Mercado Mundial – O vice-primeiro-ministro chinês Liu He visitará Washington para assinar o acordo comercial da Fase 1 com os EUA na quarta-feira, que vai diminuir a guerra comercial entre os dois lados. Sob os termos do acordo provisório, a China prometeu aumentar as importações dos EUA em troca da suspensão das tarifas ameaçadas de dezembro sobre as importações chinesas para os EUA e uma reversão parcial das tarifas de setembro.

Mas ainda não foi estabelecido um prazo para a próxima fase das negociações e, se os dois lados não cumprirem seus compromissos, as tensões comerciais poderão se intensificar novamente.

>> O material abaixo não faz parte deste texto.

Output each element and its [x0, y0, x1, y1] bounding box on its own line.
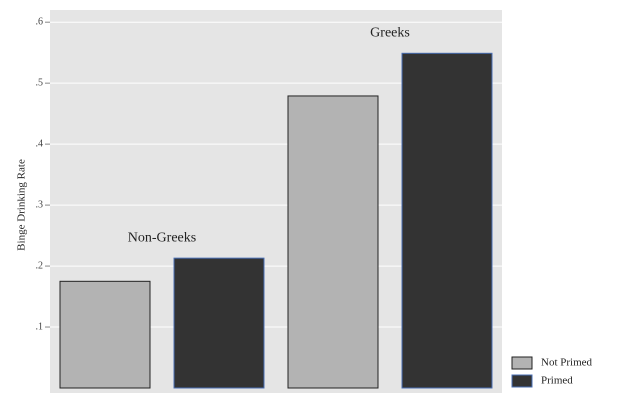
y-tick-label: .1: [36, 321, 44, 332]
bar: [59, 280, 151, 389]
y-axis-label: Binge Drinking Rate: [16, 159, 28, 251]
bar: [401, 52, 493, 389]
legend-swatch: [511, 374, 533, 388]
category-label: Non-Greeks: [128, 230, 196, 245]
y-tick-label: .6: [36, 16, 44, 27]
bar: [287, 95, 379, 389]
y-tick-label: .3: [36, 199, 44, 210]
legend-label: Not Primed: [541, 357, 593, 369]
legend-swatch: [511, 356, 533, 370]
legend-label: Primed: [541, 375, 573, 387]
category-label: Greeks: [370, 26, 410, 41]
y-tick-label: .4: [36, 138, 44, 149]
y-tick-label: .2: [36, 260, 44, 271]
y-tick-label: .5: [36, 77, 44, 88]
bar: [173, 257, 265, 389]
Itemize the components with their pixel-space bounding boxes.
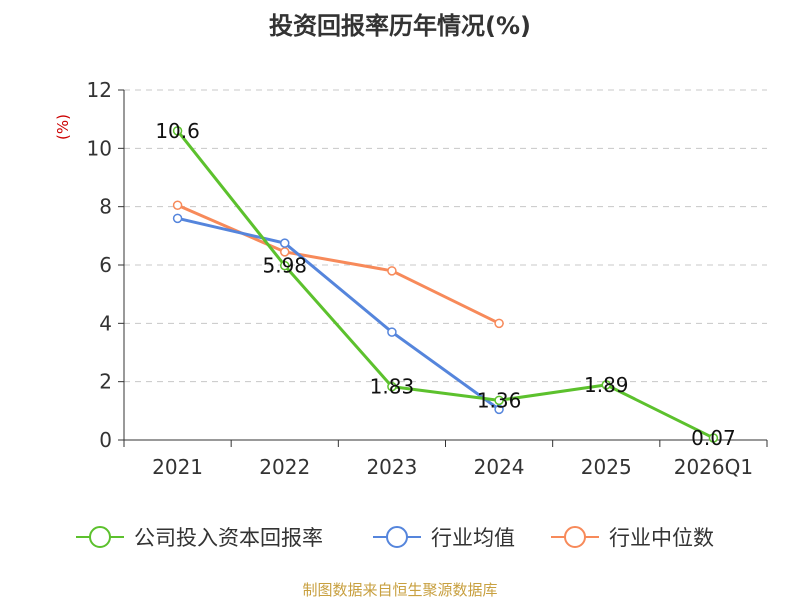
y-tick-label: 2 (99, 370, 112, 394)
data-point[interactable] (280, 260, 290, 271)
x-tick-label: 2025 (581, 455, 632, 479)
x-tick-label: 2022 (259, 455, 310, 479)
data-point[interactable] (601, 380, 611, 390)
series-line-0 (176, 129, 715, 440)
y-axis-unit: (%) (54, 114, 72, 140)
legend-item[interactable]: 公司投入资本回报率 (76, 526, 323, 550)
data-label: 1.36 (477, 388, 522, 412)
data-point[interactable] (387, 381, 397, 392)
x-tick-label: 2024 (474, 455, 525, 479)
data-label: 0.07 (691, 426, 736, 450)
x-tick-label: 2023 (366, 455, 417, 479)
data-point[interactable] (494, 395, 504, 406)
legend-item[interactable]: 行业均值 (373, 526, 515, 550)
source-note: 制图数据来自恒生聚源数据库 (302, 581, 497, 599)
legend[interactable]: 公司投入资本回报率 行业均值 行业中位数 (76, 526, 714, 550)
data-point[interactable] (494, 318, 504, 329)
data-label: 1.83 (370, 375, 415, 399)
legend-label: 公司投入资本回报率 (134, 526, 323, 550)
data-point[interactable] (387, 327, 397, 337)
y-tick-label: 4 (99, 311, 112, 335)
x-tick-label: 2021 (152, 455, 203, 479)
legend-label: 行业均值 (431, 526, 515, 550)
data-point[interactable] (172, 200, 183, 210)
data-point[interactable] (387, 266, 397, 276)
series-line-2 (176, 203, 500, 325)
legend-swatch-marker (564, 526, 586, 548)
y-tick-label: 0 (99, 428, 112, 452)
y-tick-label: 10 (87, 136, 112, 160)
axes: 0 2 4 6 8 10 12 2021 2022 2023 2024 2025 2026Q1 (87, 78, 768, 479)
y-tick-label: 8 (99, 195, 112, 219)
legend-item[interactable]: 行业中位数 (551, 526, 714, 550)
data-labels: 10.6 5.98 1.83 1.36 1.89 0.07 (155, 119, 735, 450)
data-label: 5.98 (262, 254, 307, 278)
grid-lines (124, 89, 767, 383)
data-point[interactable] (280, 238, 290, 248)
y-tick-label: 12 (87, 78, 112, 102)
data-label: 10.6 (155, 119, 200, 143)
x-tick-label: 2026Q1 (674, 455, 753, 479)
legend-swatch-marker (386, 526, 408, 548)
legend-swatch-marker (89, 526, 111, 548)
chart-title: 投资回报率历年情况(%) (269, 12, 531, 40)
data-point[interactable] (172, 126, 183, 136)
data-point[interactable] (494, 404, 504, 415)
data-point[interactable] (172, 213, 183, 224)
y-tick-label: 6 (99, 253, 112, 277)
data-label: 1.89 (584, 373, 629, 397)
legend-label: 行业中位数 (609, 526, 714, 550)
series-lines (172, 126, 719, 443)
data-point[interactable] (708, 433, 719, 443)
series-line-1 (177, 216, 500, 411)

A extensão da queda na economia da China poderá ser visível nos próximos dados desta semana. Os números do comércio na terça-feira devem mostrar um aumento nas importações e exportações. Prevê-se que a leitura do PIB de dezembro, prevista para sexta-feira, mostre um crescimento de 6%.

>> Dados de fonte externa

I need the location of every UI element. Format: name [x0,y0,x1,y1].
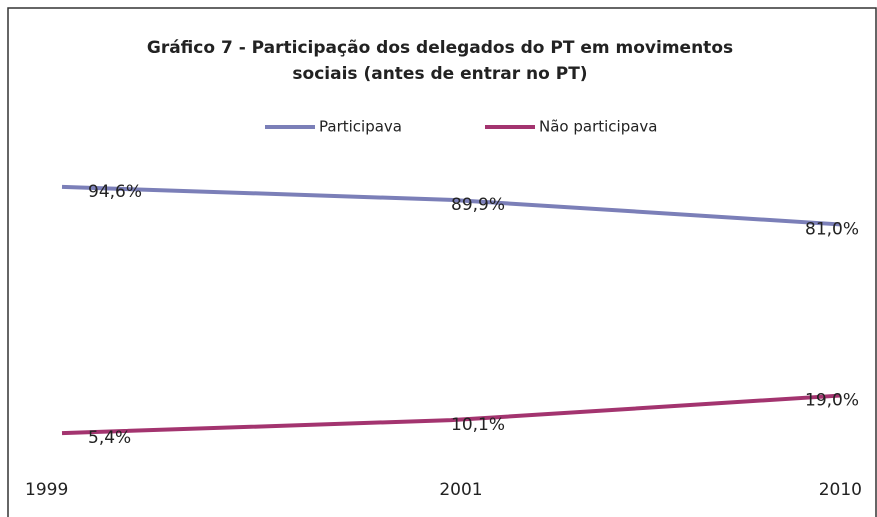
chart-frame [7,7,877,517]
x-tick-label: 2001 [439,480,482,500]
legend-label: Não participava [539,118,657,136]
data-label: 19,0% [805,391,859,411]
data-label: 10,1% [451,415,505,435]
data-label: 5,4% [88,428,131,448]
chart-title: Gráfico 7 - Participação dos delegados d… [147,38,733,58]
series-line [61,184,841,227]
data-label: 81,0% [805,219,859,239]
data-label: 89,9% [451,195,505,215]
x-tick-label: 2010 [819,480,862,500]
series-line [61,393,841,436]
legend-label: Participava [319,118,402,136]
data-label: 94,6% [88,182,142,202]
x-tick-label: 1999 [25,480,68,500]
chart-title: sociais (antes de entrar no PT) [292,64,587,84]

Mercado Brasileiro – A estimativa para o IPCA no fim do ano sofreu uma redução na projeção de analistas de mercado ouvidos pelo Banco Central na edição do Boletim Focus divulgado na manhã desta segunda-feira, mantendo as estimativas de crescimento da economia brasileira. Também sofreu alteração a aposta do dólar no fim do ano e o período de extensão do ciclo de alta da taxa Selic nos próximos anos.

As novas projeções apontam para a inflação oficial de 2020 recuando de 3,60% para 3,58%, a segunda retração seguida, sendo que há quatro semanas a aposta era de 3,60%, abaixo do centro da meta de 4,00% e dentro da margem de tolerância de 1,5 ponto percentual.

Em relação ao dólar, as apostas de 2020 foram reduzidas de R$ 4,09 para R$ 4,04, após encerrar 2019 a R$ 4,0195. Há quatro semanas, os analistas projetavam um dólar a R$ 4,10 no fim do ano. No ano que vem, as estimativas estão em R$ 4,00, mantendo as projeções há oito semanas.